Quinn's Pub (Capitol Hill, 1001 E Pike St.), known to some only as "the nice bar kitty-corner from Neumo's," offers an impressive selection of over twenty fine ryes, scotches and bourbons with a hearty food menu to match. It's only fitting that most of the plates consist mainly of meat and potatoes, because whiskey has proven itself as the definitive meat-and-potatoes liquor.

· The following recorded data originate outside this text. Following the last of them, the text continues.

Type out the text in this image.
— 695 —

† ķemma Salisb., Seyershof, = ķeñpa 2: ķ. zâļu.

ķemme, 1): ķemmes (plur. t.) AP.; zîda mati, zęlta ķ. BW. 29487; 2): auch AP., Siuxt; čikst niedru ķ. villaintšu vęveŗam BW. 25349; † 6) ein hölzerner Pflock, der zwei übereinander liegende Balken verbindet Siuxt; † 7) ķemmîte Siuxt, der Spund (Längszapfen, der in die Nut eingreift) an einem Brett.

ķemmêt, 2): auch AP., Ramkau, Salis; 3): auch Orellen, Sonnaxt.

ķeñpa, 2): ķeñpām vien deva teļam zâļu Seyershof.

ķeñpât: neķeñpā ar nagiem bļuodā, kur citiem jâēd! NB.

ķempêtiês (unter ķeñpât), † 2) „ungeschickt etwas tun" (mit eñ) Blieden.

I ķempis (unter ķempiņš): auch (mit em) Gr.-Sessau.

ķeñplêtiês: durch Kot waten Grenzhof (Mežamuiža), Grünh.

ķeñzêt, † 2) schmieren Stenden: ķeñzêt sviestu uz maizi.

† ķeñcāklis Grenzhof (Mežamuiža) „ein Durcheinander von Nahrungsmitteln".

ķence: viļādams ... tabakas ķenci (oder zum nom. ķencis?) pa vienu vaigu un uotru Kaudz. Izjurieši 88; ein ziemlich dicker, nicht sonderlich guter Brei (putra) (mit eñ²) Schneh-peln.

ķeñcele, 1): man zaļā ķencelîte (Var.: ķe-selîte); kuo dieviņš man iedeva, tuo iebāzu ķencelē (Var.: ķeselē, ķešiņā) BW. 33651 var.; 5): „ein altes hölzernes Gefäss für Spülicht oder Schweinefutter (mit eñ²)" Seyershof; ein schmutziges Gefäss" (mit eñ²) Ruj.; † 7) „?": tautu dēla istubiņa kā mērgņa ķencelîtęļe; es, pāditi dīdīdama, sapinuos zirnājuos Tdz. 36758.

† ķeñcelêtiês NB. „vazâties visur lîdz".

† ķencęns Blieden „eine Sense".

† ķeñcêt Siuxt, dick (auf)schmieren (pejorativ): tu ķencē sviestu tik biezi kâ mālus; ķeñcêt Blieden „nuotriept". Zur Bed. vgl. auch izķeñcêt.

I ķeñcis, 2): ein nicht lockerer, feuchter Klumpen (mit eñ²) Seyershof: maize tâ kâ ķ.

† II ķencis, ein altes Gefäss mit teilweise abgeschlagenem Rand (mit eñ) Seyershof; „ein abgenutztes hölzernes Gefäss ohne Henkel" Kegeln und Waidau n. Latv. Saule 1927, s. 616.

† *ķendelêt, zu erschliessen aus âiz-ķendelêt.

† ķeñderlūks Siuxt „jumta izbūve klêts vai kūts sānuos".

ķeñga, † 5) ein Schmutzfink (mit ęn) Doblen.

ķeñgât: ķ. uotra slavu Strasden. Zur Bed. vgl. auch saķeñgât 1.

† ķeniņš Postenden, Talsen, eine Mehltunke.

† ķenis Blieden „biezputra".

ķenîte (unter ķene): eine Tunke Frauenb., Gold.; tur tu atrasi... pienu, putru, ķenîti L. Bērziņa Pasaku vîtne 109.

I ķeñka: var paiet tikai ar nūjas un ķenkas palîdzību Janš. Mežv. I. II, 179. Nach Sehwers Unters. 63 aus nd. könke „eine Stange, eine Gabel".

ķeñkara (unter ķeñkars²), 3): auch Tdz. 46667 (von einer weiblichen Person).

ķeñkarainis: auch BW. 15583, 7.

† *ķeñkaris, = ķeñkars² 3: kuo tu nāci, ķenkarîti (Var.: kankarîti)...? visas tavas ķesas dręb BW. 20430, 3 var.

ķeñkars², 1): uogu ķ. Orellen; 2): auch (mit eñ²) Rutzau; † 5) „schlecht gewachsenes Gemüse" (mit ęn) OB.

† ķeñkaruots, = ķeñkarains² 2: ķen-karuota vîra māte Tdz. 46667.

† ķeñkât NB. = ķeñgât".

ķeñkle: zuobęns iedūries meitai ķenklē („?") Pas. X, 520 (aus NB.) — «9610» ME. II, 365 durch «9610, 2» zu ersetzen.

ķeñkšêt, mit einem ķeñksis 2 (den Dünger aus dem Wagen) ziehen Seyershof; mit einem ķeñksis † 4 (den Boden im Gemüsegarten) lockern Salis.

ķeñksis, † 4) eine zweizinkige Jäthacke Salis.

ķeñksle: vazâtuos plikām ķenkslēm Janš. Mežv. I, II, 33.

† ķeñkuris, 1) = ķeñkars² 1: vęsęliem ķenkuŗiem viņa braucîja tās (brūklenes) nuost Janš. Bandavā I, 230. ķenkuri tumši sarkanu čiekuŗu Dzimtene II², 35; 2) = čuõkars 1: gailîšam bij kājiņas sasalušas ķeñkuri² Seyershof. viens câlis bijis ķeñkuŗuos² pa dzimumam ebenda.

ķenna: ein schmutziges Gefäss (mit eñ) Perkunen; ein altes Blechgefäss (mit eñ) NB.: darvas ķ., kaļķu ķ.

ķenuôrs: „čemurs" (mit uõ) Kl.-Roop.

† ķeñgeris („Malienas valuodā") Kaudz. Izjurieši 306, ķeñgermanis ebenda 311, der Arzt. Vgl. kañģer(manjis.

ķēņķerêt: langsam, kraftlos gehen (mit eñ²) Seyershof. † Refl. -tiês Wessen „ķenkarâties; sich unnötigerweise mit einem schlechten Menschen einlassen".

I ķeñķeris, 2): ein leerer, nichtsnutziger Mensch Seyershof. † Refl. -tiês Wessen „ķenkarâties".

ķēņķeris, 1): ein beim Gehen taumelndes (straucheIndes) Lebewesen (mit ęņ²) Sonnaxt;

Vegetarian-chastising aside (Plum's right down the street, hippie!), the austerity of Quinn's menu and interior can't be mistaken with negligence. For all of Quinn's fabricated wood stains and faded coats of paint, the establishment is conservatively lit at all times to aid the illusion of symmetry. Whether it's rationing the amount of natural light let in from the storefront or putting out just enough small candles to maintain visibility, the pub's aesthetic owes much to a healthy relationship with the dark.The two-story gastropub has an industrialized décor -- many-paned windows like those found in abandoned factories, brick foundation and a grey steel bar counter all highlight Quinn's gruff pub chic. There's something poetic about the idea of a bar where the young and well-off go to eat bone marrow and drink whiskey; Quinn's look reflects this well.
Quinn's may be fortunate in its proximity to Neumo's for a steady stream of run-off business -- but you also get the feeling it brings in a lot of rambunctious armchair mixologists all too eager to impress post-concert company. I overheard a cautious bartender reacting to a gin rickey order with the air of a server who's had to deal with more definitions of the growingly-colloquial drink than a Playboy's Bartender Guide: "When you say gin rickey, you mean gin, soda and lime, right?"
The patron confirmed, slightly confused and perhaps a little put off as to how her order could insinuate anything else. Some bartenders just can't catch a break.
La Pistole Fumante, on the other hand, is a cocktail that's anything but ambiguous. Cynar, the stringent artichoke based bitter that seems to be popping up in alot of whiskey cocktails around Capitol Hill, really sets the stage for this incredibly bracing cocktail with a faint sweetness around the edges. Vya dry vermouth is the sweetest ingredient in the beverage, allowing it to really stand out amongst the whiskey lover's dream tag team of Bulleit Bourbon and Laphroaig cask scotch. A coffee bean garnish finishes this severe but rewarding drink that'll stick on your palate for pretty much as long as you let it.
Quinn's also offered a summer cocktail by the name of Carl's Stone Fence, an intensely refreshing mixture of cider and rye. The languid, sticky cider after-taste you can get after too much cider is dodged by a fresh draft, plenty of rye and a hint of clove. Served in an ice cold mason jar with a nifty swizzle stick, the drink was ideal for sipping off the bitter powerhouse of the Pistole.
Finally, Quinn's Old Fashioned rounded out the pub's cocktail offerings, standing firm as other cocktails are brought in or bow out through the seasons. To briefly recap an opinion made at the beginning of Whiskey Wednesday, I make it a point not to like it when people mess around with Old Fashioneds. While mixology isn't an exact science, there just seems something so reckless by tooling around with something so rudimentary. Reinventing the wheel might be a tired cliche, but with the veritable fruit cocktail I've seen carelessly tossed into some bars' Old Fashioned glasses, these pulpy strangers might as well be called New Fangleds.
Quinn's solid, fundamental Old Fashioned is a testament to the recreation of classic great taste over tacky variations. Maker's Mark, sugar, angostura bitters and a splash of sparkling water act as a sort of punctuation to Quinn's almost primal simplicity.